Coinciding with SIGGRAPH, NVIDIA  has launched its newest GPUs (the Quadro 4000, 5000 and 6000), based on its latest Fermi architecture, offering the long sought after "computational visualization."
"This is the holy grail," exclaimed Dan Vivoli, SVP of NVIDIA, at a recent Fermi press briefing at the company's headquarters in Santa Clara, CA. "This is the culmination of a 10-year plan."
Indeed, Fermi offers 5x the design complexity of the previous architecture and up to 8x the simulation performance. This not only solves computational difficulty but also graphic complexity, resulting in more detailed modeling and faster performance.
The 4000 features 2 GB of frame buffer memory and 356 CUDA parallel processing cores; the 5000 has 2.5 GB and 352 cores; and the 6000 has 6 GB and 448 cores.
"The speed up is truly transformative for our customers," added Jeff Brown, general manager, Professional Solutions Group, NVIDIA, "giving them interactive insight and dramatically enhancing their creative process in ways that have not been possible on individual workstations before."
Meanwhile, Quadro 6000 delivers 1.3 billion triangles per second, shattering previous 3D performance benchmarks, with gains up to 8x faster when running computationally intensive applications such as ray tracing, video processing and computational fluid dynamics. In addition, all three graphics cards enable advanced capabilities for stereoscopic 3-D, scalable visualization and high-definition 3-D broadcasting.

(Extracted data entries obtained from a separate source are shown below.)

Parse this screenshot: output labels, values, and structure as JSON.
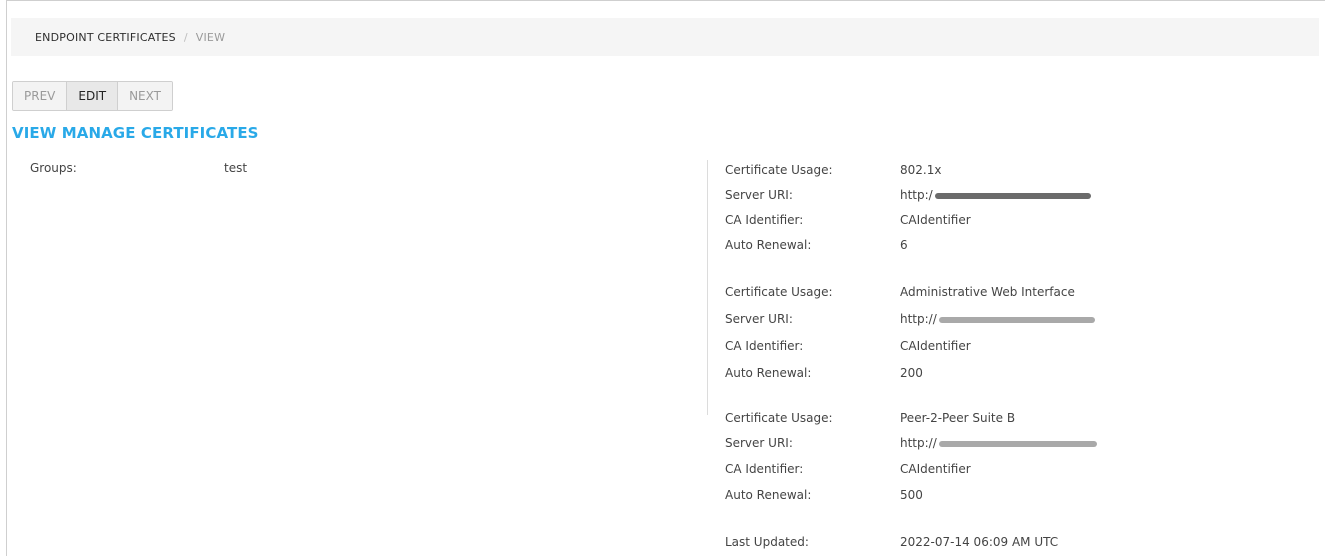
{
  "breadcrumb": {
    "parent": "ENDPOINT CERTIFICATES",
    "separator": "/",
    "current": "VIEW"
  },
  "toolbar": {
    "prev_label": "PREV",
    "edit_label": "EDIT",
    "next_label": "NEXT"
  },
  "page": {
    "title": "VIEW MANAGE CERTIFICATES"
  },
  "groups": {
    "label": "Groups:",
    "value": "test"
  },
  "certificates": [
    {
      "usage_label": "Certificate Usage:",
      "usage_value": "802.1x",
      "server_uri_label": "Server URI:",
      "server_uri_value": "http:/",
      "ca_identifier_label": "CA Identifier:",
      "ca_identifier_value": "CAIdentifier",
      "auto_renewal_label": "Auto Renewal:",
      "auto_renewal_value": "6"
    },
    {
      "usage_label": "Certificate Usage:",
      "usage_value": "Administrative Web Interface",
      "server_uri_label": "Server URI:",
      "server_uri_value": "http://",
      "ca_identifier_label": "CA Identifier:",
      "ca_identifier_value": "CAIdentifier",
      "auto_renewal_label": "Auto Renewal:",
      "auto_renewal_value": "200"
    },
    {
      "usage_label": "Certificate Usage:",
      "usage_value": "Peer-2-Peer Suite B",
      "server_uri_label": "Server URI:",
      "server_uri_value": "http://",
      "ca_identifier_label": "CA Identifier:",
      "ca_identifier_value": "CAIdentifier",
      "auto_renewal_label": "Auto Renewal:",
      "auto_renewal_value": "500"
    }
  ],
  "last_updated": {
    "label": "Last Updated:",
    "value": "2022-07-14 06:09 AM UTC"
  },
  "colors": {
    "title": "#29a9e8",
    "breadcrumb_bg": "#f5f5f5"
  }
}
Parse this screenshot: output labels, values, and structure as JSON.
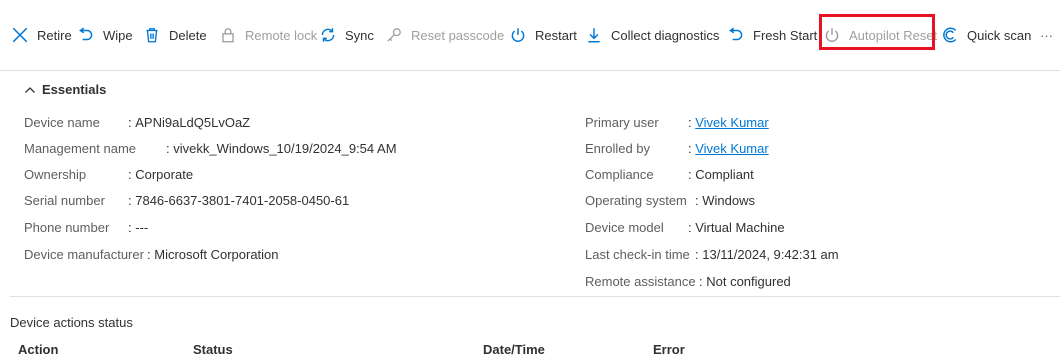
{
  "toolbar": {
    "retire": "Retire",
    "wipe": "Wipe",
    "delete": "Delete",
    "remote_lock": "Remote lock",
    "sync": "Sync",
    "reset_passcode": "Reset passcode",
    "restart": "Restart",
    "collect_diagnostics": "Collect diagnostics",
    "fresh_start": "Fresh Start",
    "autopilot_reset": "Autopilot Reset",
    "quick_scan": "Quick scan",
    "more": "···"
  },
  "essentials": {
    "title": "Essentials",
    "left": [
      {
        "label": "Device name",
        "value": "APNi9aLdQ5LvOaZ"
      },
      {
        "label": "Management name",
        "value": "vivekk_Windows_10/19/2024_9:54 AM"
      },
      {
        "label": "Ownership",
        "value": "Corporate"
      },
      {
        "label": "Serial number",
        "value": "7846-6637-3801-7401-2058-0450-61"
      },
      {
        "label": "Phone number",
        "value": "---"
      },
      {
        "label": "Device manufacturer",
        "value": "Microsoft Corporation"
      }
    ],
    "right": [
      {
        "label": "Primary user",
        "value": "Vivek Kumar"
      },
      {
        "label": "Enrolled by",
        "value": "Vivek Kumar"
      },
      {
        "label": "Compliance",
        "value": "Compliant"
      },
      {
        "label": "Operating system",
        "value": "Windows"
      },
      {
        "label": "Device model",
        "value": "Virtual Machine"
      },
      {
        "label": "Last check-in time",
        "value": "13/11/2024, 9:42:31 am"
      },
      {
        "label": "Remote assistance",
        "value": "Not configured"
      }
    ]
  },
  "actions_status": {
    "title": "Device actions status",
    "columns": [
      "Action",
      "Status",
      "Date/Time",
      "Error"
    ]
  },
  "colors": {
    "accent": "#0078d4",
    "highlight": "#e81123",
    "disabled": "#a19f9d"
  }
}
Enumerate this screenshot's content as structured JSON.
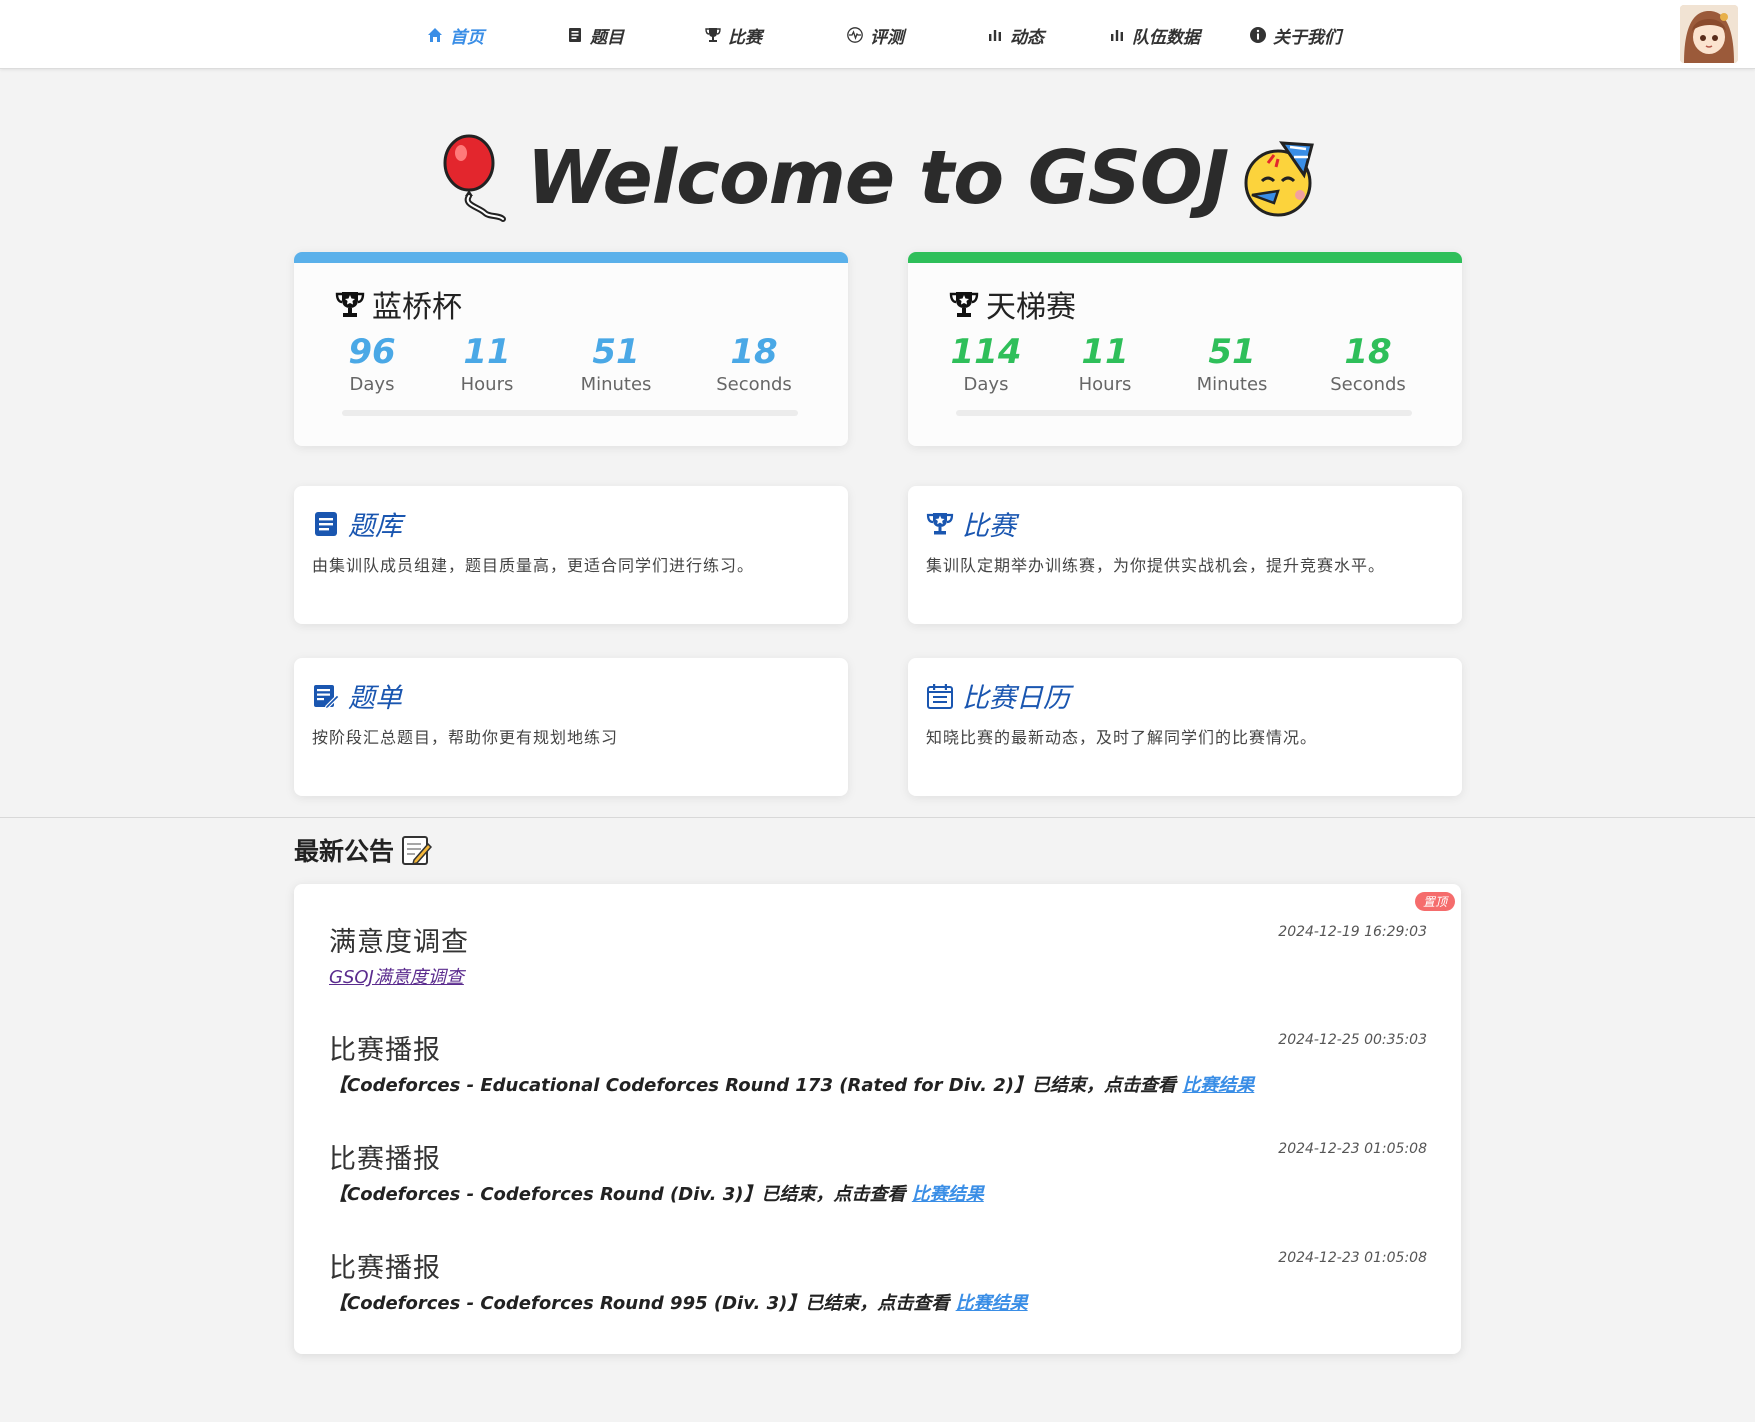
{
  "nav": {
    "items": [
      {
        "label": "首页",
        "icon": "home-icon",
        "active": true
      },
      {
        "label": "题目",
        "icon": "document-icon",
        "active": false
      },
      {
        "label": "比赛",
        "icon": "trophy-icon",
        "active": false
      },
      {
        "label": "评测",
        "icon": "pulse-icon",
        "active": false
      },
      {
        "label": "动态",
        "icon": "bar-chart-icon",
        "active": false
      },
      {
        "label": "队伍数据",
        "icon": "bar-chart-icon",
        "active": false
      },
      {
        "label": "关于我们",
        "icon": "info-icon",
        "active": false
      }
    ],
    "accent": "#3a8ee6"
  },
  "welcome": {
    "title": "Welcome to GSOJ"
  },
  "countdowns": [
    {
      "title": "蓝桥杯",
      "color": "#4aa8e6",
      "units": [
        {
          "value": "96",
          "label": "Days"
        },
        {
          "value": "11",
          "label": "Hours"
        },
        {
          "value": "51",
          "label": "Minutes"
        },
        {
          "value": "18",
          "label": "Seconds"
        }
      ]
    },
    {
      "title": "天梯赛",
      "color": "#2fbf5a",
      "units": [
        {
          "value": "114",
          "label": "Days"
        },
        {
          "value": "11",
          "label": "Hours"
        },
        {
          "value": "51",
          "label": "Minutes"
        },
        {
          "value": "18",
          "label": "Seconds"
        }
      ]
    }
  ],
  "features": [
    {
      "title": "题库",
      "desc": "由集训队成员组建，题目质量高，更适合同学们进行练习。",
      "icon": "document-icon"
    },
    {
      "title": "比赛",
      "desc": "集训队定期举办训练赛，为你提供实战机会，提升竞赛水平。",
      "icon": "trophy-star-icon"
    },
    {
      "title": "题单",
      "desc": "按阶段汇总题目，帮助你更有规划地练习",
      "icon": "edit-list-icon"
    },
    {
      "title": "比赛日历",
      "desc": "知晓比赛的最新动态，及时了解同学们的比赛情况。",
      "icon": "calendar-icon"
    }
  ],
  "announcements": {
    "heading": "最新公告",
    "pin_badge": "置顶",
    "items": [
      {
        "title": "满意度调查",
        "time": "2024-12-19 16:29:03",
        "body_text": "",
        "link_text": "GSOJ满意度调查"
      },
      {
        "title": "比赛播报",
        "time": "2024-12-25 00:35:03",
        "body_text": "【Codeforces - Educational Codeforces Round 173 (Rated for Div. 2)】已结束，点击查看 ",
        "link_text": "比赛结果"
      },
      {
        "title": "比赛播报",
        "time": "2024-12-23 01:05:08",
        "body_text": "【Codeforces - Codeforces Round (Div. 3)】已结束，点击查看 ",
        "link_text": "比赛结果"
      },
      {
        "title": "比赛播报",
        "time": "2024-12-23 01:05:08",
        "body_text": "【Codeforces - Codeforces Round 995 (Div. 3)】已结束，点击查看 ",
        "link_text": "比赛结果"
      }
    ]
  }
}
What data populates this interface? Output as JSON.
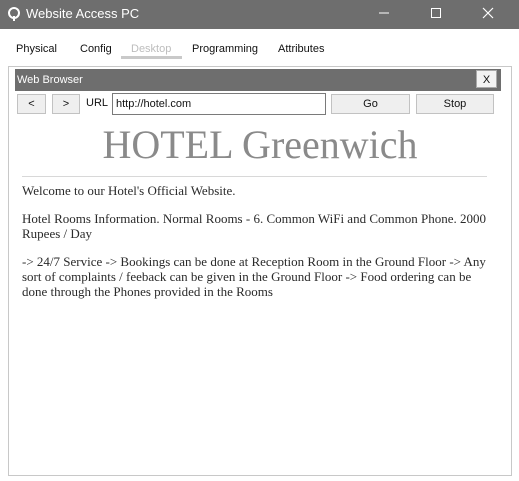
{
  "window": {
    "title": "Website Access PC",
    "icon": "packet-tracer-pc-icon"
  },
  "tabs": [
    {
      "label": "Physical",
      "active": false
    },
    {
      "label": "Config",
      "active": false
    },
    {
      "label": "Desktop",
      "active": true
    },
    {
      "label": "Programming",
      "active": false
    },
    {
      "label": "Attributes",
      "active": false
    }
  ],
  "browser": {
    "title": "Web Browser",
    "close_label": "X",
    "back_label": "<",
    "forward_label": ">",
    "url_label": "URL",
    "url_value": "http://hotel.com",
    "go_label": "Go",
    "stop_label": "Stop"
  },
  "page": {
    "heading": "HOTEL Greenwich",
    "paragraphs": [
      "Welcome to our Hotel's Official Website.",
      "Hotel Rooms Information. Normal Rooms - 6. Common WiFi and Common Phone. 2000 Rupees / Day",
      "-> 24/7 Service -> Bookings can be done at Reception Room in the Ground Floor -> Any sort of complaints / feeback can be given in the Ground Floor -> Food ordering can be done through the Phones provided in the Rooms"
    ]
  },
  "colors": {
    "titlebar": "#6e6e6e",
    "heading": "#8a8a8a"
  }
}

For starters, imagine what a difference Fermi will make with Plume, Industrial Light & Magic's new fluid simulation system and GPU-based renderer built around CUDA, introduced on The Last Airbender . Plume used a 12-machine GPU-based render farm powered by the Quadro FX 5800 graphics cards.
"We fully expect the Quadro 6000 card to increase the performance of tools like Plume by several orders of magnitude," suggested Dominick Spina, NVIDIA Sr. Product Manager, Vertical Marketing Group. "Not only has the new Fermi architecture been design to address problems that are both computationally difficult and graphically intensive, but the increased frame buffer size will be allowed for the handling of massive geometry sets.
ILM opted to write its GPU-accelerated fluid solver using NVIDIA CUDA rather than Open GL because it simplified the development process.
"Every new generation Quadro is designed to leverage the latest features of CUDA," Spina continues. "We are now working with studios like ILM to integrate their production data sets into our quality performance test suites. This will now provide a more reliable method of regression testing and reduces the risk of making pipeline chances during productions.
"The Fermi's tight coupling of computation and visualization processes makes achieving final renders on the GPU in one step a reality. No longer does the design need to incorporate a pre-computational step and an additional render process, CUDA can provide the framework to compute and render on the GPU within a single process reducing latency. This opens possibilities for implementing similar techniques in other physical simulations such as RBD and water."
In fact, ILM plans to incorporate additional NVIDIA CUDA-based tools into future project pipelines and continues to explore new ways to implement Quadro GPU-accelerated rendering into its vfx workflows.
Meanwhile, Mari, the 3D texture painting package developed at Weta Digital for Avatar  is GPU-based and was developed with Quadro hardware, providing up 700 4K textures. With quick turnaround, you can paint creatures in realtime, in motion, with no need for a render farm. Mari was also used on The Lovely Bones ).
As Senior R&D Engineer at Weta, Jack Greasley led the team that developed Mari. He has taken Mari to The Foundry, where he serves as product manager for the system. "Running Mari on Fermi Quadros immediately gave us a dramatic speed boost," boasts Greasley. "Having access to more texture units, more GPU RAM and larger texture sizes will allow us to better support our user's creativity. Freeing people from the constraints of hardware means they can concentrate on their art and not arbitrary technical limitations."
Internally, The Foundry developed Blink, a multi-device image processing framework, which allows the same software to run on CPUs and CUDA-based GPUs. The Foundry decided to tackle one of its hardest algorithms first: the motion estimation-based retimer, Kronos. On the Quadro 5000, The Foundry can compute a 10:1 slowdown on SD footage at the peak rate of about 200 frames-per-second.
Ray tracing, too, will be much faster and more efficient, thanks to Fermi architecture, enabling software developers to create high performance solutions in their choice of computing languages. NVIDIA also assists developers to quickly take advantage of the GPU by providing the NVIDIA OptiX ray tracing engine for accelerating custom solutions, and iray from mental images, for a complete, world-class renderer.
"Our photorealistic iray rendering solution demonstrates the massive speedup delivered by NVIDIA's new Fermi GPU architecture," said Rolf Herken, CEO & CTO of mental images. "iray delivers dramatically higher performance on a single Quadro GPU than on a quad-core CPU. In addition, iray can leverage multiple GPUs in a single workstation or across a cluster of machines for ultimate performance scalability."
Bill Desowitz is senior editor of AWN & VFXWorld.